Google Analytics : Share Admin Access
Monday, June 1st, 2015
Once you’ve set up your Google Analytics to record the key statistics of your website, it’s time to share that data with the people that matter. There are separate software packages that can do this for you on an in-depth, branded level, but the free options provided in Analytics are great for giving a general overview and extracting important numbers in a format you can use. There are a number of different ways of sharing data from Analytics, depending on your what your focus is and who the report is intended for.
One of the easiest ways to share data on Google Analytics is to simply add another user as one of the administrators for the account. This way they themselves can log in and find the data they want to see for themselves.
This can be done under Admin > Account > User Management
To add a new user, simply enter their name into the Add Permissions For box. From a drop down menu, you can select which level of authority you would like them to have. The different authority levels include:
- Read & Analyze. Allows them to view the Analytics data, as well as perform simple filters and changes.
- Edit. Allows them to make changes to the profiles and tracked websites set up under Analytics.
- Collaborate. Allows them to edit shared properties such as annotations and dashboards.
- Manage Users. Allows them to manage users and authority levels.
By making them a User rather than an Administrator, it allows you to only select specific profiles for the user to access, which is handy if you manage multiple websites for different clients and don’t want them to be able to access all of them. One limitation is that the users you add must have a Google account, though this doesn’t necessarily mean they need to use Gmail.
Send By Email
There are several ways you can take the data straight from Analytics to the real world. On any page of the reports, a button labelled Email will send an inbox-friendly version to any address.

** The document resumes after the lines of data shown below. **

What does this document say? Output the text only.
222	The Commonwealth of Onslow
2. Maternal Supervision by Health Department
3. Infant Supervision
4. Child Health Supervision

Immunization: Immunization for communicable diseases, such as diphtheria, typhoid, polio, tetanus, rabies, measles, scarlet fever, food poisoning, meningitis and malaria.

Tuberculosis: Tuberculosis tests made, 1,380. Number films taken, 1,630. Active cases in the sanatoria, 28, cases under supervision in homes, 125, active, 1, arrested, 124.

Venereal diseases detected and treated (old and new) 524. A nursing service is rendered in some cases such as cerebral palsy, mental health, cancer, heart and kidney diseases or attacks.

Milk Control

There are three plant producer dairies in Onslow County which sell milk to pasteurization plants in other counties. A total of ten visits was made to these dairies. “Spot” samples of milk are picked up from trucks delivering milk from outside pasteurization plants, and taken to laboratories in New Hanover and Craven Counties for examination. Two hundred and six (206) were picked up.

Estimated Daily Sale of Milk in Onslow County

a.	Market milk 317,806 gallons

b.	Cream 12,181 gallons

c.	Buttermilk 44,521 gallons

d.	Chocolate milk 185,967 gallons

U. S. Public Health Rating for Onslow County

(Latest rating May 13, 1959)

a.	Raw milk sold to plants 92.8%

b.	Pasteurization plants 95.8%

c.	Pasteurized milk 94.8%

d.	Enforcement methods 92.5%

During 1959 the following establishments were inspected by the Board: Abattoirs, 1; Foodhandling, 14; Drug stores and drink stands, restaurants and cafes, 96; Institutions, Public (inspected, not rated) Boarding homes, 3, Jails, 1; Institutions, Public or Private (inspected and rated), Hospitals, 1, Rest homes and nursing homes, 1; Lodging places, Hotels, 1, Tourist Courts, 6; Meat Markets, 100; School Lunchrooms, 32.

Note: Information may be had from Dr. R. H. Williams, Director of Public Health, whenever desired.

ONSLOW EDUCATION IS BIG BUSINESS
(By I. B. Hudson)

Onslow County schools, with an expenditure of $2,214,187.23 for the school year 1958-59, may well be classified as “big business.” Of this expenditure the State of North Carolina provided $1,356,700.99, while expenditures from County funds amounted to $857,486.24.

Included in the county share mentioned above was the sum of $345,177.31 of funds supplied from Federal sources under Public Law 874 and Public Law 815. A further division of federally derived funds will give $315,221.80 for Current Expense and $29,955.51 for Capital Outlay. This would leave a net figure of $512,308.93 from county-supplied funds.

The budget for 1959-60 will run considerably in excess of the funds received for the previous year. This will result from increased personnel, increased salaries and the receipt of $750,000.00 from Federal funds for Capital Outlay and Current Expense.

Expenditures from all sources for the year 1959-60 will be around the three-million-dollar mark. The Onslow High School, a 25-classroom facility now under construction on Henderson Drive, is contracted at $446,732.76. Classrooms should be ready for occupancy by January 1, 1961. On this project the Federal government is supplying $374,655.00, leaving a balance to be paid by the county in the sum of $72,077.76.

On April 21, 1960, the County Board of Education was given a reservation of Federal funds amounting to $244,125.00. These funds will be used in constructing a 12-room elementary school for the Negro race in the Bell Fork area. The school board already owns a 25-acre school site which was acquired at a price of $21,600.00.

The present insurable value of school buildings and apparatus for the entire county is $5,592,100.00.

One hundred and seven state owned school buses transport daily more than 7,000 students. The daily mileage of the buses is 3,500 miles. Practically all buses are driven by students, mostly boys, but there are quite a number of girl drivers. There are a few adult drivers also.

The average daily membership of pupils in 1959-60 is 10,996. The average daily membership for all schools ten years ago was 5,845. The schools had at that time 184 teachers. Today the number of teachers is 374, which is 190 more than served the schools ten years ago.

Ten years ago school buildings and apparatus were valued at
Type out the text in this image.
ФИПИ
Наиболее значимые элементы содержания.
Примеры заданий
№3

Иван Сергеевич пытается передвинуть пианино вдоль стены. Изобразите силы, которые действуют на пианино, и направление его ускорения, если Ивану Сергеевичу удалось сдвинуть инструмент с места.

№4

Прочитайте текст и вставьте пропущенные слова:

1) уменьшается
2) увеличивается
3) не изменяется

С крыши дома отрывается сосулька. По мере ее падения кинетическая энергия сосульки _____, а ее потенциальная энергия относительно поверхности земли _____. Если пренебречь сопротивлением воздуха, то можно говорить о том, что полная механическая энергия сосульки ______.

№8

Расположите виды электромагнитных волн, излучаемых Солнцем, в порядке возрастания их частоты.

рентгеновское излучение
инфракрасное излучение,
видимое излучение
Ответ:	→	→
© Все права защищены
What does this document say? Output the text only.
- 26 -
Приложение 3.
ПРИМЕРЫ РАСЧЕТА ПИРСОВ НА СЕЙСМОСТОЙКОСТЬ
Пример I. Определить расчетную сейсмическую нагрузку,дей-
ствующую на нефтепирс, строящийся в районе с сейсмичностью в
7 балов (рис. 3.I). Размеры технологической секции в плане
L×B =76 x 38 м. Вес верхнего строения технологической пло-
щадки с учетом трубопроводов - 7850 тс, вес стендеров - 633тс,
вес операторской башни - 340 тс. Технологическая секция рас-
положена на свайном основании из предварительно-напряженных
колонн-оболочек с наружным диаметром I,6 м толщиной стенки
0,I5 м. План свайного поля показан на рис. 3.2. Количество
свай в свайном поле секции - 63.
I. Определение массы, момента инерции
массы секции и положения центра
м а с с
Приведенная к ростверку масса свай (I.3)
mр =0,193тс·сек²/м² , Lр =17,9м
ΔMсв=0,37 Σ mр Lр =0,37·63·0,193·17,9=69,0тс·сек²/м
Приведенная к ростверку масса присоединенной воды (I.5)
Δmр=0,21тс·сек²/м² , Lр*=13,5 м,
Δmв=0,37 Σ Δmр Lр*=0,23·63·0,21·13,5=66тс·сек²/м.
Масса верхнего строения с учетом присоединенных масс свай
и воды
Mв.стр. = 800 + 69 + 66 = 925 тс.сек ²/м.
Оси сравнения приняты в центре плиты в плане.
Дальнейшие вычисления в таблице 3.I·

This is a simple way to share data to someone who may not understand how to navigate the Google Analytics interface, and it can be set to send on a regular basis. It’s also a good option if the person doesn’t have a Google account. You can select which file fomat the user will receive, and under Advanced Options you can specify for it to stop sending after a certain period of time.
Download PDF or CSV
Not all data is required in the form of a document – being able to open website data in Excel can be very useful for businesses who are dealing with a lot of different products or pages. Analytics offers a range of formats for download, including PDF, CSV, TSV and Google Spreadsheets, making the data easy to manage and manipulate.
Send Custom Dashboard
Sometimes the data you want to send isn’t neatly compiled in a single report; rather it’s spread across different sections of the Analytics framework. In a previous post we discussed how to create a custom dashboard that can do just that, by adding and arranging widgets that show the exact data you want in a way that follows logically for the viewer. These custom-built dashboards can then be send or exported like any other Analytics report, making it perfect for quickly and easily creating a specific report.
With many ways of sharing data, Analytics gives you a range of options for delivering important info to the people who need to see it.